American ultralight aircraft

The Ultralight Engineering Astra (Star) is an American high-wing, tricycle landing gear, cable-braced, single-seat, open cockpit, single engine in pusher configuration, ultralight aircraft that was designed and produced by Ultralight Engineering in the 1980s. The aircraft was supplied as a kit for amateur construction.

==Design and development==
The aircraft was designed to comply with the US FAR 103 Ultralight Vehicles rules, including the category's maximum empty weight of 254 lb. The Astra's standard empty weight is 248 lb. Like many ultralights of the early 1980s, it was derived from the Eipper Quicksilver and generally resembles that aircraft. The Astra primarily improved upon the Quicksilver in its main landing gear design, which is suspended by coil springs to reduce the chances of damage during rough landings.

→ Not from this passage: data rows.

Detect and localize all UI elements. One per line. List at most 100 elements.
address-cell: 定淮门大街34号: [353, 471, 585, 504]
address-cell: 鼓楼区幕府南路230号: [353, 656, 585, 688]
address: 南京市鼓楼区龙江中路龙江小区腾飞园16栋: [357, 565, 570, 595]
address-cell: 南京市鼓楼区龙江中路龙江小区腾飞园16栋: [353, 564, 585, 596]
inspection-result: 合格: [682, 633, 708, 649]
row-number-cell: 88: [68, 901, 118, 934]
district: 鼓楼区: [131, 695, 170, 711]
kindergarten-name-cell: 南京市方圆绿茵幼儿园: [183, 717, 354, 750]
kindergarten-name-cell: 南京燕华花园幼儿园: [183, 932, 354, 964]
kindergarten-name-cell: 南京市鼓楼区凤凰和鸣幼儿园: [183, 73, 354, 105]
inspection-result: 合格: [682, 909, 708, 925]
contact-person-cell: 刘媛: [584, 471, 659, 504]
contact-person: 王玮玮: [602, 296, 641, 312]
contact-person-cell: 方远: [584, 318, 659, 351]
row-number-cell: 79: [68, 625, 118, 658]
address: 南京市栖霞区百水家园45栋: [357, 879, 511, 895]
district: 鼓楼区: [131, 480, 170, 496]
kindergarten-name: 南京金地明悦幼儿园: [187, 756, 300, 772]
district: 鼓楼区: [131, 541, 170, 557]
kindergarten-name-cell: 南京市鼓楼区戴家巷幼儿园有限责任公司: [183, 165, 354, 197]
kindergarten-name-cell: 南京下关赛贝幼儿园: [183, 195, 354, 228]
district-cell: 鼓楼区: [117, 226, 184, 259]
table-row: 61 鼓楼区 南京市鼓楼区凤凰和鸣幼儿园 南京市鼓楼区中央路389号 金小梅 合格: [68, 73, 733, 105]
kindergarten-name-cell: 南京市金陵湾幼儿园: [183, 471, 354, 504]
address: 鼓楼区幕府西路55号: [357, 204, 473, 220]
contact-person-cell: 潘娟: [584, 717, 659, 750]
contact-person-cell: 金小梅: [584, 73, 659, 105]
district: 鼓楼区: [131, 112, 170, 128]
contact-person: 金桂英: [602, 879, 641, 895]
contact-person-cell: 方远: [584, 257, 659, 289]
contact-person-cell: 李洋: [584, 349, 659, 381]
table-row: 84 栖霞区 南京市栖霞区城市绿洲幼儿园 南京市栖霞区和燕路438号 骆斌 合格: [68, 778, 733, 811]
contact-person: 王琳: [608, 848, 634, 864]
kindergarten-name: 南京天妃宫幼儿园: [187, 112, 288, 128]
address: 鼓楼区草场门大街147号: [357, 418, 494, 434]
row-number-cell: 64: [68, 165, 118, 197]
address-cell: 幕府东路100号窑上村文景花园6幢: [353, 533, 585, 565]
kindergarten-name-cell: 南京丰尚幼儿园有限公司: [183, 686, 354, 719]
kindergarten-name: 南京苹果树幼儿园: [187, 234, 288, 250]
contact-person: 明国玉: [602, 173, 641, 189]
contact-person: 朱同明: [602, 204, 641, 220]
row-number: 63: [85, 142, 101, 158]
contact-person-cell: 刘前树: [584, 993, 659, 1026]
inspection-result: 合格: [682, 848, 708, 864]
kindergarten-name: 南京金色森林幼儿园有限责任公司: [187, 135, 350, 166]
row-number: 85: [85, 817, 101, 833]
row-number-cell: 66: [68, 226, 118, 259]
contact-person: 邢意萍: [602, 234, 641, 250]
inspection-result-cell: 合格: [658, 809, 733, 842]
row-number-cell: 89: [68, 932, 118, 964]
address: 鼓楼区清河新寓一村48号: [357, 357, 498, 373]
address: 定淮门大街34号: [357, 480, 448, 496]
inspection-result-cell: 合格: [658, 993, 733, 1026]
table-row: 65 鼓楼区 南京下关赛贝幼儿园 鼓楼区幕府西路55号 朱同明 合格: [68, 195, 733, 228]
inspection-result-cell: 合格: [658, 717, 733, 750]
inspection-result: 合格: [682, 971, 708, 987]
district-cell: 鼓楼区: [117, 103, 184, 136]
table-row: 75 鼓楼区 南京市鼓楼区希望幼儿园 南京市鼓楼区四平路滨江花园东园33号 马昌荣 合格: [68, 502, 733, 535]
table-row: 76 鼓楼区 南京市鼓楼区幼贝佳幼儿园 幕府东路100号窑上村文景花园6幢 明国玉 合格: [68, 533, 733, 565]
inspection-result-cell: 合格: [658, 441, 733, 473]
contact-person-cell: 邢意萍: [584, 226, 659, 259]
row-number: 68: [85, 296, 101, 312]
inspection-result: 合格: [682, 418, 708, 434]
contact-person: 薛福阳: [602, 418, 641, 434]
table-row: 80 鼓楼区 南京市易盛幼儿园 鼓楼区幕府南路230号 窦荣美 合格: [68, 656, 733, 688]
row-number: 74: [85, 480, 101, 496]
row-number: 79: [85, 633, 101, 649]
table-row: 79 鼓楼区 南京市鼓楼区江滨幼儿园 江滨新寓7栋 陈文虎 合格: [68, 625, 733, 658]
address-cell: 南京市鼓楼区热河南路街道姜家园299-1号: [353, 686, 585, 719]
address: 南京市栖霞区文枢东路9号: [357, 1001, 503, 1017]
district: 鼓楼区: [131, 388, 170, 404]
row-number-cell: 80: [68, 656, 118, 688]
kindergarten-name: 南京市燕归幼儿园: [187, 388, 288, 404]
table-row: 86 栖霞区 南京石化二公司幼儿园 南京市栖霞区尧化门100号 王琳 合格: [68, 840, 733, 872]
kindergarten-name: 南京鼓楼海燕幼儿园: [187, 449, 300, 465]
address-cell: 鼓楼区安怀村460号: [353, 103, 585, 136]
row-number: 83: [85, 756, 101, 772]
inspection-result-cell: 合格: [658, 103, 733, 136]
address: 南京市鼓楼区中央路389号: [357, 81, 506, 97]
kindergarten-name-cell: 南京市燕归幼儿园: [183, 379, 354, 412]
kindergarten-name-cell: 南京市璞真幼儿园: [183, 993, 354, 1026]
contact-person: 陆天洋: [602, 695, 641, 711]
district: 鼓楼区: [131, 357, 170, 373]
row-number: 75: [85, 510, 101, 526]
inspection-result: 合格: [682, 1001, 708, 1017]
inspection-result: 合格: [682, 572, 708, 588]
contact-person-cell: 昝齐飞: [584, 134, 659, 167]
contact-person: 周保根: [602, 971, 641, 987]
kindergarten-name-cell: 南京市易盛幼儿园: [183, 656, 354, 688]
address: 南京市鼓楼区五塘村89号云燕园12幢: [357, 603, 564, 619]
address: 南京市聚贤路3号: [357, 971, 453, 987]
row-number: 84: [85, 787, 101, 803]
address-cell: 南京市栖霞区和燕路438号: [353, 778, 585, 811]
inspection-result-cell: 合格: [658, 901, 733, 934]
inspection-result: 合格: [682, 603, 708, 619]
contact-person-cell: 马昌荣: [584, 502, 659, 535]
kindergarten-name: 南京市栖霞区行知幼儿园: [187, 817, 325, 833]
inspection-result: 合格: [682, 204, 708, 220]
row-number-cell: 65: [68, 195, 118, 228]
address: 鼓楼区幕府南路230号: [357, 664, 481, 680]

The airframe is made from bolted-together aluminium tubing and covered in Dacron sailcloth. The 33 ft span wing is braced by cables from a kingpost. The controls are three-axis, with roll controlled by three small spoilers mounted on each wing. The standard factory supplied engine was the Rotax 377 of 35 hp and it is mounted on the trailing edge of the wing, with the propeller in between the four tailboom tubes. The aircraft can be assembled or disassembled for storage or ground transportation by two people in fifteen minutes.

Ultralight Engineering went out of business after the fatal crash of a prototype of another design and production of the Astra ended at the same time.